More than 30 volunteers gathered at the Braunton Countryside Centre to find out how to get involved in water testing, including safety guidelines, sending off for the right kit and carrying out surveys.

‘Everyone was really enthusiastic and interested in understanding and participating,’ says Peter, who recently received his water quality kit, which includes pots of phosphate strips and a turbidity tube to measure the optical clarity of the water sample. There is also a total dissolved solids (TDS) probe. Harmful pollution from things such as sewage and slurry will usually elevate a TDS reading.

Each volunteer is also given a log-in to a database where they can record their findings.

‘The aim is that people will test a minimum of once a month but we’re trying to encourage weekly or even twice a week,’ adds Peter. ‘If everybody just does a little bit... we can bring about real change.’

Great British Life: The citizen science team gathers in Ilfracombe.The citizen science team gathers in Ilfracombe. (Image: Sara Wilson)

They’re already on it in Ilfracombe.

‘I’m looking at my local river in a different way,’ says Sara Wilson, who has been out testing the waters near her home in the coastal town. Sara, also a district councillor, has done the training, received her kit and strategically chosen two sites on the East and West Wilder brook.

She has teamed up with three other volunteers in her area and monitors her patch at least once a month.
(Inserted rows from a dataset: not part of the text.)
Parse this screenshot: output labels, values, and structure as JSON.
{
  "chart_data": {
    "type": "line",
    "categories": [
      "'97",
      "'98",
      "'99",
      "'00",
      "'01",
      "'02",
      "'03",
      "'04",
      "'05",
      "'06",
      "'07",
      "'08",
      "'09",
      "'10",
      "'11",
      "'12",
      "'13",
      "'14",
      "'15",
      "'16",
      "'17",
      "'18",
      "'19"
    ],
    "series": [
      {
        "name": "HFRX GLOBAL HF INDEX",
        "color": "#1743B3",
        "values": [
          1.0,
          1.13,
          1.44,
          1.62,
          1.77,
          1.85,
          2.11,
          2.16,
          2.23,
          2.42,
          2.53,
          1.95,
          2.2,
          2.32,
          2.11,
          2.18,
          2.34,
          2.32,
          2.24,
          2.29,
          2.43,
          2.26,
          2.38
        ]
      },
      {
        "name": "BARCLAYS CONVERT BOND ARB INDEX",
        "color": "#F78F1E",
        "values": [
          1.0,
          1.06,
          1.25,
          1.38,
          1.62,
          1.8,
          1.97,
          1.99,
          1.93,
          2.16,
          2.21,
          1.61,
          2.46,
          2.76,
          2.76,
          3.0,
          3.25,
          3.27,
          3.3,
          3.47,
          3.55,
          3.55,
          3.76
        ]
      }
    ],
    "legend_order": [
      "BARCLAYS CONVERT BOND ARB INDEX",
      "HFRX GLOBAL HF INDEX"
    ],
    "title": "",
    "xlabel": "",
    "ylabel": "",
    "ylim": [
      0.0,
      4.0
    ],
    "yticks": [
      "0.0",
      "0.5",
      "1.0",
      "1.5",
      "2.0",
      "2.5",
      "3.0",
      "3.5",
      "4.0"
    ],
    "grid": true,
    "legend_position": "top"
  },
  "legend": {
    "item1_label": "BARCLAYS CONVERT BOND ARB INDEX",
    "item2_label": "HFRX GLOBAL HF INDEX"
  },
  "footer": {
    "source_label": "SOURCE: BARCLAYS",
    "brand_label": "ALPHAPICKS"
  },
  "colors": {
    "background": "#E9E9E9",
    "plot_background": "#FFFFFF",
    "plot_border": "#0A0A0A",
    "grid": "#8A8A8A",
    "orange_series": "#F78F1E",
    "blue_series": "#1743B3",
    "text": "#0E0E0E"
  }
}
‘Like a lot of people, I’ve been seeing on the news stories about the state of Britain’s rivers and I just think, it’s such a backward thing to be happening,’ says Sara, explaining that for many people, waterways are part of the daily routine.

‘Rivers are so personal. You often see them when you’re out walking in the countryside or in the park.’
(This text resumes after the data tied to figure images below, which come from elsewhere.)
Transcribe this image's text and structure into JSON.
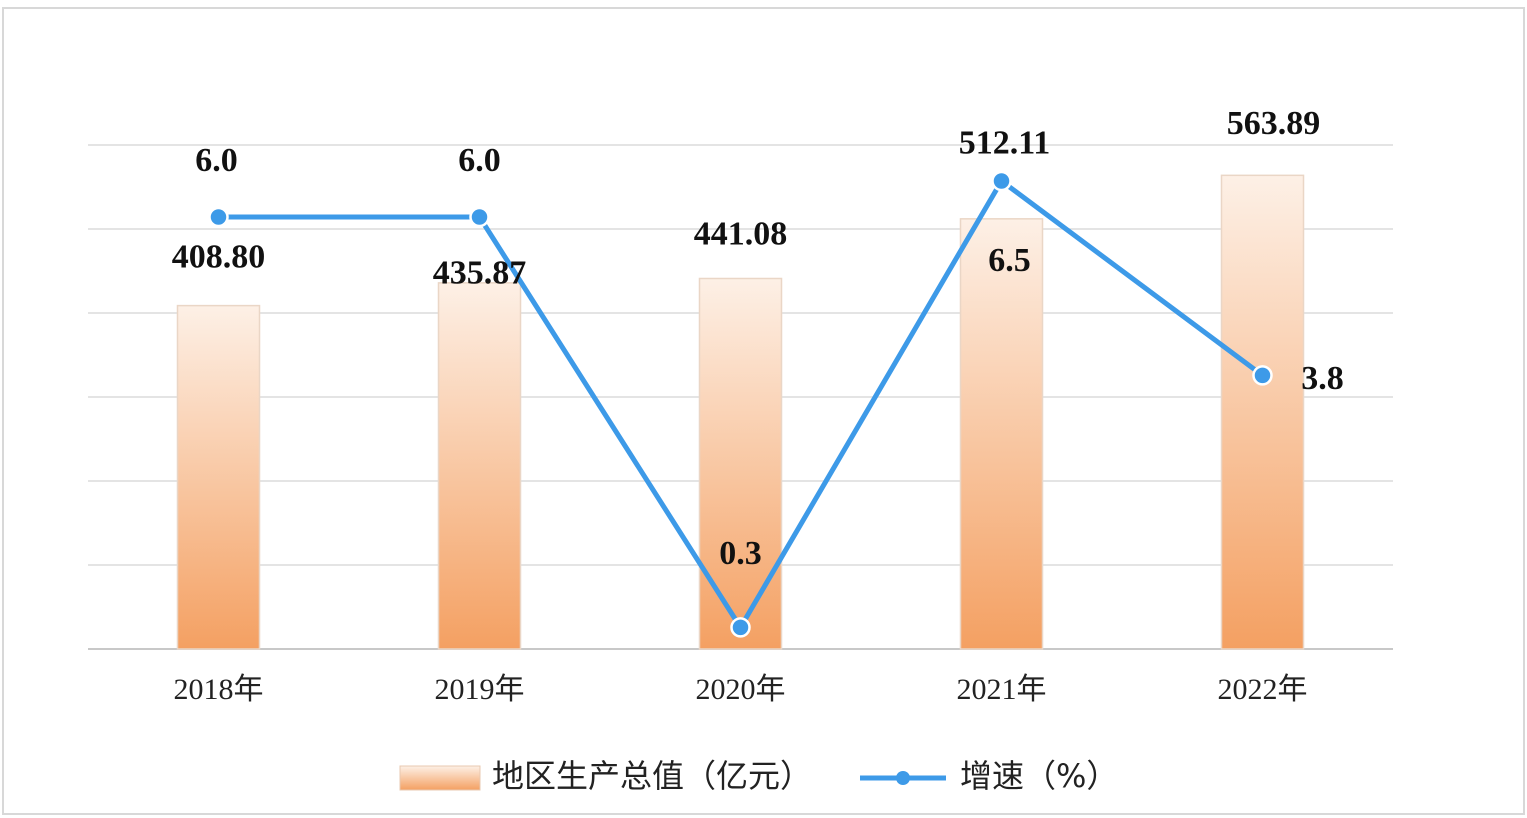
{
  "chart_data": {
    "type": "bar-line",
    "categories": [
      "2018年",
      "2019年",
      "2020年",
      "2021年",
      "2022年"
    ],
    "series": [
      {
        "name": "地区生产总值（亿元）",
        "type": "bar",
        "color": "#f4a062",
        "values": [
          408.8,
          435.87,
          441.08,
          512.11,
          563.89
        ],
        "value_labels": [
          "408.80",
          "435.87",
          "441.08",
          "512.11",
          "563.89"
        ]
      },
      {
        "name": "增速（%）",
        "type": "line",
        "axis": "y2",
        "color": "#3d9ae8",
        "values": [
          6.0,
          6.0,
          0.3,
          6.5,
          3.8
        ],
        "value_labels": [
          "6.0",
          "6.0",
          "0.3",
          "6.5",
          "3.8"
        ]
      }
    ],
    "ylim": [
      0,
      600
    ],
    "yticks": [
      0,
      100,
      200,
      300,
      400,
      500,
      600
    ],
    "y2lim": [
      0,
      7
    ],
    "grid": true,
    "legend": "bottom"
  }
}
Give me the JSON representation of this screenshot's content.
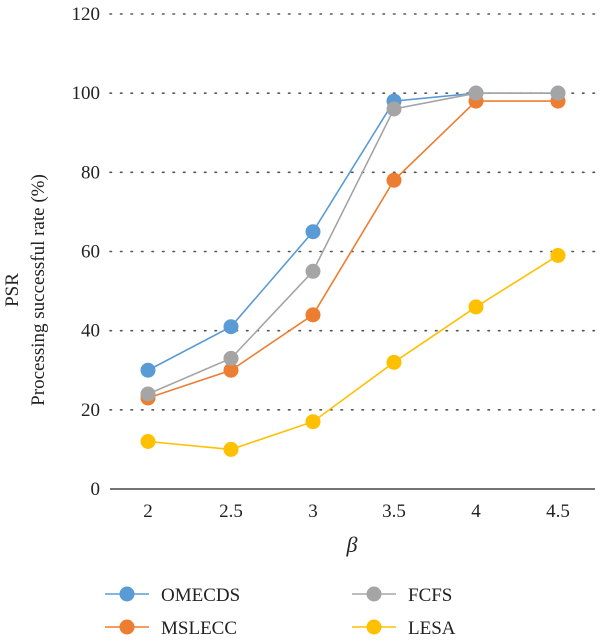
{
  "chart_data": {
    "type": "line",
    "xlabel": "β",
    "ylabel_lines": [
      "PSR",
      "Processing successful rate (%)"
    ],
    "ylim": [
      0,
      120
    ],
    "yticks": [
      0,
      20,
      40,
      60,
      80,
      100,
      120
    ],
    "categories": [
      "2",
      "2.5",
      "3",
      "3.5",
      "4",
      "4.5"
    ],
    "grid": "horizontal dotted",
    "legend_position": "bottom",
    "series": [
      {
        "name": "OMECDS",
        "color": "#5b9bd5",
        "values": [
          30,
          41,
          65,
          98,
          100,
          100
        ]
      },
      {
        "name": "MSLECC",
        "color": "#ed7d31",
        "values": [
          23,
          30,
          44,
          78,
          98,
          98
        ]
      },
      {
        "name": "FCFS",
        "color": "#a5a5a5",
        "values": [
          24,
          33,
          55,
          96,
          100,
          100
        ]
      },
      {
        "name": "LESA",
        "color": "#ffc000",
        "values": [
          12,
          10,
          17,
          32,
          46,
          59
        ]
      }
    ]
  }
}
Great British Life: The Ilfracombe team meets by the riverThe Ilfracombe team meets by the river (Image: Westcountry Rivers Trust)
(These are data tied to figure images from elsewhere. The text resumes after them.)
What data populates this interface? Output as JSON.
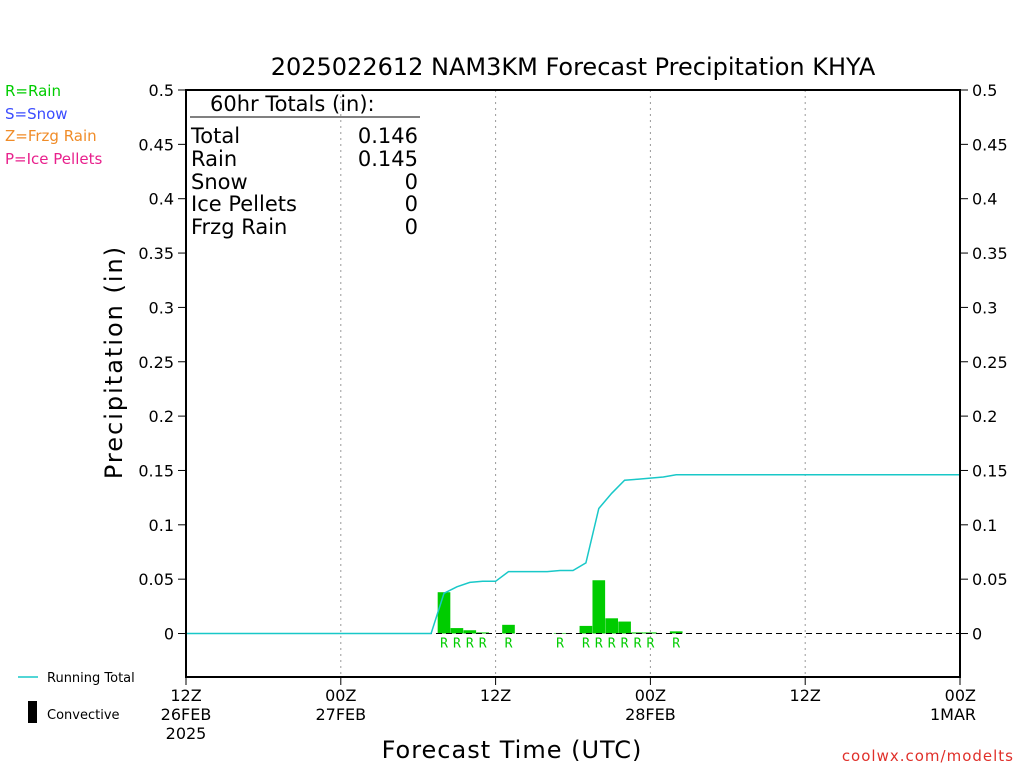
{
  "chart_data": {
    "type": "bar",
    "title": "2025022612 NAM3KM Forecast Precipitation KHYA",
    "xlabel": "Forecast Time (UTC)",
    "ylabel": "Precipitation (in)",
    "ylim": [
      -0.04,
      0.5
    ],
    "yticks": [
      "0.5",
      "0.45",
      "0.4",
      "0.35",
      "0.3",
      "0.25",
      "0.2",
      "0.15",
      "0.1",
      "0.05",
      "0"
    ],
    "xlim_hours": [
      0,
      60
    ],
    "xticks": [
      {
        "hour": 0,
        "lines": [
          "12Z",
          "26FEB",
          "2025"
        ]
      },
      {
        "hour": 12,
        "lines": [
          "00Z",
          "27FEB"
        ]
      },
      {
        "hour": 24,
        "lines": [
          "12Z"
        ]
      },
      {
        "hour": 36,
        "lines": [
          "00Z",
          "28FEB"
        ]
      },
      {
        "hour": 48,
        "lines": [
          "12Z"
        ]
      },
      {
        "hour": 60,
        "lines": [
          "00Z",
          "1MAR"
        ]
      }
    ],
    "grid_hours": [
      12,
      24,
      36,
      48
    ],
    "bars": [
      {
        "hour": 20,
        "value": 0.038,
        "ptype": "R"
      },
      {
        "hour": 21,
        "value": 0.005,
        "ptype": "R"
      },
      {
        "hour": 22,
        "value": 0.003,
        "ptype": "R"
      },
      {
        "hour": 23,
        "value": 0.001,
        "ptype": "R"
      },
      {
        "hour": 25,
        "value": 0.008,
        "ptype": "R"
      },
      {
        "hour": 29,
        "value": 0.0005,
        "ptype": "R"
      },
      {
        "hour": 31,
        "value": 0.007,
        "ptype": "R"
      },
      {
        "hour": 32,
        "value": 0.049,
        "ptype": "R"
      },
      {
        "hour": 33,
        "value": 0.014,
        "ptype": "R"
      },
      {
        "hour": 34,
        "value": 0.011,
        "ptype": "R"
      },
      {
        "hour": 35,
        "value": 0.001,
        "ptype": "R"
      },
      {
        "hour": 36,
        "value": 0.001,
        "ptype": "R"
      },
      {
        "hour": 38,
        "value": 0.002,
        "ptype": "R"
      }
    ],
    "running_total": {
      "name": "Running Total",
      "hours": [
        0,
        19,
        20,
        21,
        22,
        23,
        24,
        25,
        26,
        27,
        28,
        29,
        30,
        31,
        32,
        33,
        34,
        35,
        36,
        37,
        38,
        39,
        60
      ],
      "values": [
        0,
        0,
        0.037,
        0.043,
        0.047,
        0.048,
        0.048,
        0.057,
        0.057,
        0.057,
        0.057,
        0.058,
        0.058,
        0.065,
        0.115,
        0.129,
        0.141,
        0.142,
        0.143,
        0.144,
        0.146,
        0.146,
        0.146
      ]
    },
    "colors": {
      "rain": "#00cc00",
      "snow": "#3b4cff",
      "frzg_rain": "#f08c28",
      "ice_pellets": "#e8208c",
      "running_total": "#19c8c8"
    }
  },
  "totals": {
    "header": "60hr Totals (in):",
    "rows": [
      {
        "label": "Total",
        "value": "0.146"
      },
      {
        "label": "Rain",
        "value": "0.145"
      },
      {
        "label": "Snow",
        "value": "0"
      },
      {
        "label": "Ice Pellets",
        "value": "0"
      },
      {
        "label": "Frzg Rain",
        "value": "0"
      }
    ]
  },
  "legend": {
    "ptypes": [
      {
        "text": "R=Rain",
        "color": "#00cc00"
      },
      {
        "text": "S=Snow",
        "color": "#3b4cff"
      },
      {
        "text": "Z=Frzg Rain",
        "color": "#f08c28"
      },
      {
        "text": "P=Ice Pellets",
        "color": "#e8208c"
      }
    ],
    "running_total": "Running Total",
    "convective": "Convective"
  },
  "credit": "coolwx.com/modelts"
}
Sara is now a much more observant passer-by, even when she hasn’t got her testing kit handy.

‘I’m always looking at what’s on the side of the river, whether it’s flowing fast, what wildlife is visible,’ she says. ‘It does make you look at it differently.

‘The outcome from that training day in Braunton is that we can do something - we can be local guardians of our river.’

Sara, a Green Party councillor, says the project is a way to bring people together over an issue that affects us all.

‘It’s ordinary people making a difference,’ she adds. ‘It’s not posturing or expressing an opinion. It’s using science.’

Volunteers are now regularly testing the Little Dart and other rivers in the region, including the Taw, Bray, Mole and East Lyn, as well as streams and brooks.

Great British Life: The River Mole, a tributary of the Taw, is one of the rivers being monitored. The River Mole, a tributary of the Taw, is one of the rivers being monitored. (Image: Westcountry Rivers Trust)

There are plans to include estuaries and the coast later on this year. All the results are being recorded on the ‘Cartographer’ website, where the information is publicly available on interactive maps.

When 12 or more surveys are taken over a year, a scorecard is produced for the catchment, which provides a summary of the overall state of the water body.

But as well as all the facts and figures and science and turbidity tubes, by collecting data, people are naturally engaging with their environment - a positive outcome this project is keen to encourage.

‘By building bonds to nature on our doorstep, we develop a love for these spaces and a desire to care for them,’ says Doug Munford, resilience and communities programme manager at Westcountry Rivers Trust. ‘There are more than 850 water bodies across the Westcountry to be monitored, which means people don’t need to go too far from home to take part.

‘Our citizen science volunteers are vital to the creation of an on-going picture of the health of the region’s rivers.’

The plan now is to organise another training course in North Devon to try to recruit more locals to the cause.

‘It’s quite easy to make it a part of your normal activities,’ says Peter. ‘A lot of our volunteers are including testing as part of their dog walk. So many people are connecting with their local rivers and we’ve only just started. It’s really exciting.’